Despite the AUT’s official anti-boycott position, union members who led the charge for boycotting Israeli universities in 2005 and in previous years say that the merger will bolster their position. Sue Blackwell, who is a lecturer in English at the University of Birmingham and a member of the pro-Palestinian activist group the British Committee for Universities of Palestine, said of the merger, “In terms of the boycott, I think we’ll be able to deliver more consistent and coherent solidarity to our colleagues in Palestine.” Blackwell introduced last year’s AUT motion.

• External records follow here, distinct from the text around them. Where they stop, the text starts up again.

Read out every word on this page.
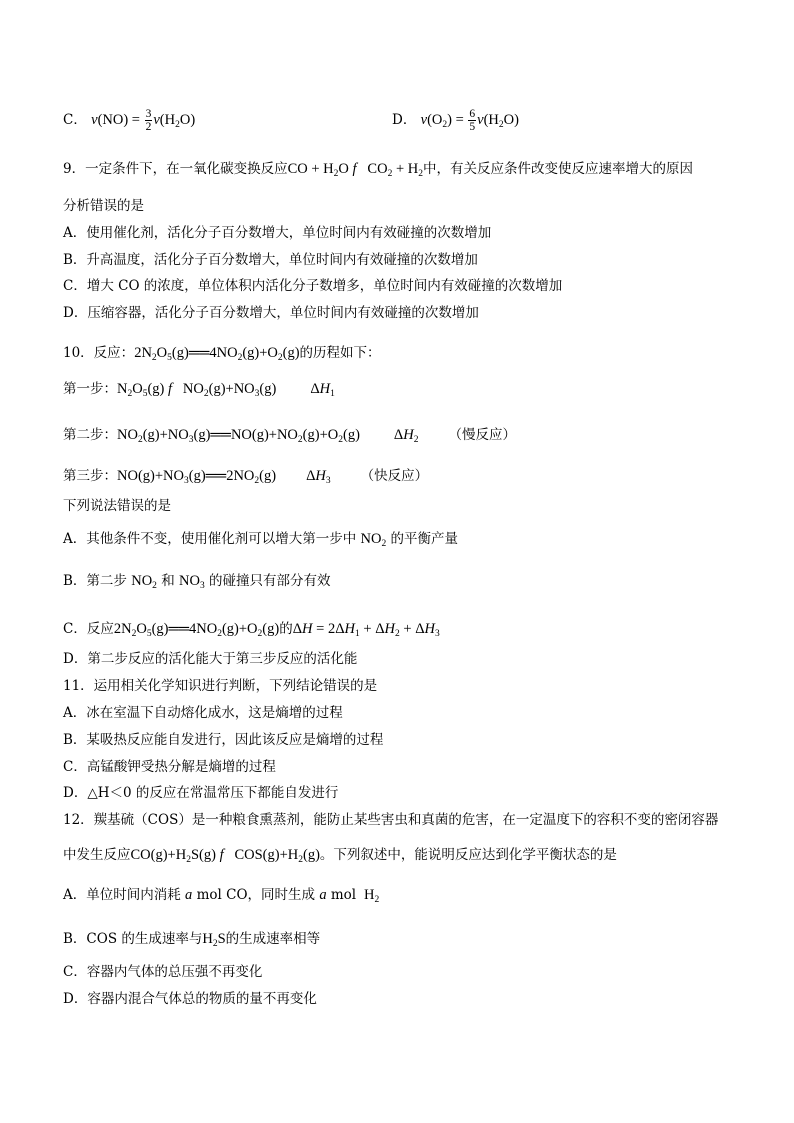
C． $v(NO) = \frac{3}{2} v(H_2O)$	D． $v(O_2) = \frac{6}{5} v(H_2O)$
9．一定条件下，在一氧化碳变换反应CO + $H_2O$ f   $CO_2 + H_2$中，有关反应条件改变使反应速率增大的原因
分析错误的是
A．使用催化剂，活化分子百分数增大，单位时间内有效碰撞的次数增加
B．升高温度，活化分子百分数增大，单位时间内有效碰撞的次数增加
C．增大 CO 的浓度，单位体积内活化分子数增多，单位时间内有效碰撞的次数增加
D．压缩容器，活化分子百分数增大，单位时间内有效碰撞的次数增加
10．反应：$2N_2O_5(g)══4NO_2(g)+O_2(g)$的历程如下：
第一步：$N_2O_5(g)$ f   $NO_2(g)+NO_3(g)$ $\Delta H_1$
第二步：$NO_2(g)+NO_3(g)══NO(g)+NO_2(g)+O_2(g)$ $\Delta H_2$ （慢反应）
第三步：$NO(g)+NO_3(g)══2NO_2(g)$ $\Delta H_3$ （快反应）
下列说法错误的是
A．其他条件不变，使用催化剂可以增大第一步中 $NO_2$ 的平衡产量
B．第二步 $NO_2$ 和 $NO_3$ 的碰撞只有部分有效
C．反应$2N_2O_5(g)══4NO_2(g)+O_2(g)$的$\Delta H = 2\Delta H_1 + \Delta H_2 + \Delta H_3$
D．第二步反应的活化能大于第三步反应的活化能
11．运用相关化学知识进行判断，下列结论错误的是
A．冰在室温下自动熔化成水，这是熵增的过程
B．某吸热反应能自发进行，因此该反应是熵增的过程
C．高锰酸钾受热分解是熵增的过程
D．△H＜0 的反应在常温常压下都能自发进行
12．羰基硫（COS）是一种粮食熏蒸剂，能防止某些害虫和真菌的危害，在一定温度下的容积不变的密闭容器
中发生反应$CO(g)+H_2S(g)$ f   $COS(g)+H_2(g)$。下列叙述中，能说明反应达到化学平衡状态的是
A．单位时间内消耗 a mol CO，同时生成 a mol  $H_2$
B．COS 的生成速率与$H_2S$的生成速率相等
C．容器内气体的总压强不再变化
D．容器内混合气体总的物质的量不再变化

But a leader of the anti-boycott movement, David Hirsh, who is the editor of Engage, contended that the union consolidation would temper the boycott resolutions. “A lot of people are very upset and angry about what happened,” Hirsh said, referring to the vetting of the boycott resolutions. “So,” he continued, “I think this will kick-start a campaign to make people take this seriously.” Still, fellow Engage member Lappin said that the merger actually might embolden the pro-boycott activists and strengthen their position.
The British government weighed in on the debate in a statement issued by British Foreign Office Minister Lord Triesman. “We regret today’s decision by the National Association of Teachers in Further and Higher Education (NATFHE) to vote in favor of boycotting Israeli academics and institutions,” the statement said. It continued: “We believe that such academic boycotts are counterproductive and retrograde. Far more can be obtained through dialogue and academic cooperation.”
In Canada, the Ontario union’s actions sent shockwaves through the leadership of the Jewish community. “Now they’re looking at divestment, and undoubtedly they’ll link up with the academics,” said Frank Dimant, executive vice president of B’nai Brith Canada. “We’re going to have this coalition of anti-Israel, which we thought had gone into the recesses and is coming back to the fore,” he said.